II-) Türk Kanunu Medenîsi:

C HÂKİMİN MÜDAHALESİ

I. Himaye tedbirleri

Madde 272

Ana ve baba, vazifelerini ifa etmedikleri takdirde hâkim, çocuğun himayesi için muktazi tedbirleri ittihaz ile mükelleftir.

III-) Madde Gerekçesi:

Yürürlükteki Kanunun 272 nci maddesini karşılayan bu madde, 1984 tarihli Öntasarının 263 üncü maddesinden bazı ufak ifade değişiklikleri yapılmak suretiyle alınmıştır. Yürürlükteki metinde yer alan ana ve babanın “vazifelerini ifa etmemeleri” koşulu dar görülmüş ve çocuğun menfaati ve gelişmesinin tehlikeye düşmesi, ana ve babanın bu duruma çare bulamamaları veya buna güçlerinin yetmemesi hâlini de kapsayacak şekilde daha geniş bir ifade şekli tercih edilmiştir.

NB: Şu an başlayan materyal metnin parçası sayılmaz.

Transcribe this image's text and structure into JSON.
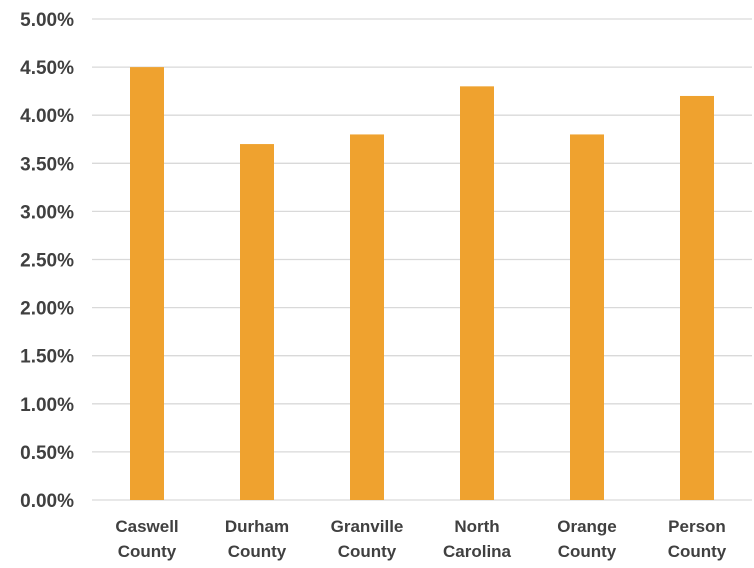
{
  "chart_data": {
    "type": "bar",
    "categories": [
      [
        "Caswell",
        "County"
      ],
      [
        "Durham",
        "County"
      ],
      [
        "Granville",
        "County"
      ],
      [
        "North",
        "Carolina"
      ],
      [
        "Orange",
        "County"
      ],
      [
        "Person",
        "County"
      ]
    ],
    "values": [
      4.5,
      3.7,
      3.8,
      4.3,
      3.8,
      4.2
    ],
    "value_format": "percent",
    "ylim": [
      0,
      5
    ],
    "y_ticks": [
      "0.00%",
      "0.50%",
      "1.00%",
      "1.50%",
      "2.00%",
      "2.50%",
      "3.00%",
      "3.50%",
      "4.00%",
      "4.50%",
      "5.00%"
    ],
    "title": "",
    "xlabel": "",
    "ylabel": "",
    "grid": true,
    "legend": "none",
    "bar_color": "#EFA22F",
    "grid_color": "#D9D9D9",
    "text_color": "#404040"
  }
}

IV-) Kaynak İsviçre Medenî Kanunu:

1-) ZGB:

C. Kindesschutz

I. Geeignete Massnahmen

Art. 307

1 Ist das Wohl des Kindes gefährdet und sorgen die Eltern nicht von sich aus für Abhilfe oder sind sie dazu ausserstande, so trifft die Vormundschaftsbehörde die geeigneten Massnahmen zum Schutz des Kindes.

2 Die Vormundschaftsbehörde ist dazu auch gegenüber Kindern verpflichtet, die bei Pflegeeltern untergebracht sind oder sonst ausserhalb der häuslichen Gemeinschaft der Eltern leben.

3 Sie kann insbesondere die Eltern, die Pflegeeltern oder das Kind ermahnen, ihnen bestimmte Weisungen für die Pflege, Erziehung oder Ausbildung erteilen und eine geeignete Person oder Stelle bestimmen, der Einblick und Auskunft zu geben ist.

2-) CCS:

C. Protection de l’enfant

I. Mesures protectrices

Art. 307

1 L’autorité tutélaire prend les mesures nécessaires pour protéger l’enfant si son développement est menacé et que les père et mère n’y remédient pas d’eux-mêmes ou soient hors d’état de le faire.

2 Elle y est également tenue dans les mêmes circonstances à l’égard des enfants placés chez des parents nourriciers ou vivant, dans d’autres cas, hors de la communauté familiale de leur père et mère.

3 Elle peut, en particulier, rappeler les père et mère, les parents nourriciers ou l’enfant à leurs devoirs, donner des indications ou instructions relatives au soin, à l’éducation et à la formation de l’enfant, et désigner une personne ou un office qualifiés qui aura un droit de regard et d’information.

 

Not: Türk Medenî Kanunu’nun 346. maddesi, İsviçre Medenî Kanunu’nun 307. maddesinin 1. fıkrasına tekabül etmektedir.

V-) Yararlanılabilecek Monografiler:

Gülçin Elçin Grassinger; Türk Medeni Kanununda Yer Alan Velayet Hükümleri Kapsamında Küçüğün Kişi Varlığının Korunması İçin Alınacak Tedbirler, İstanbul, 2009.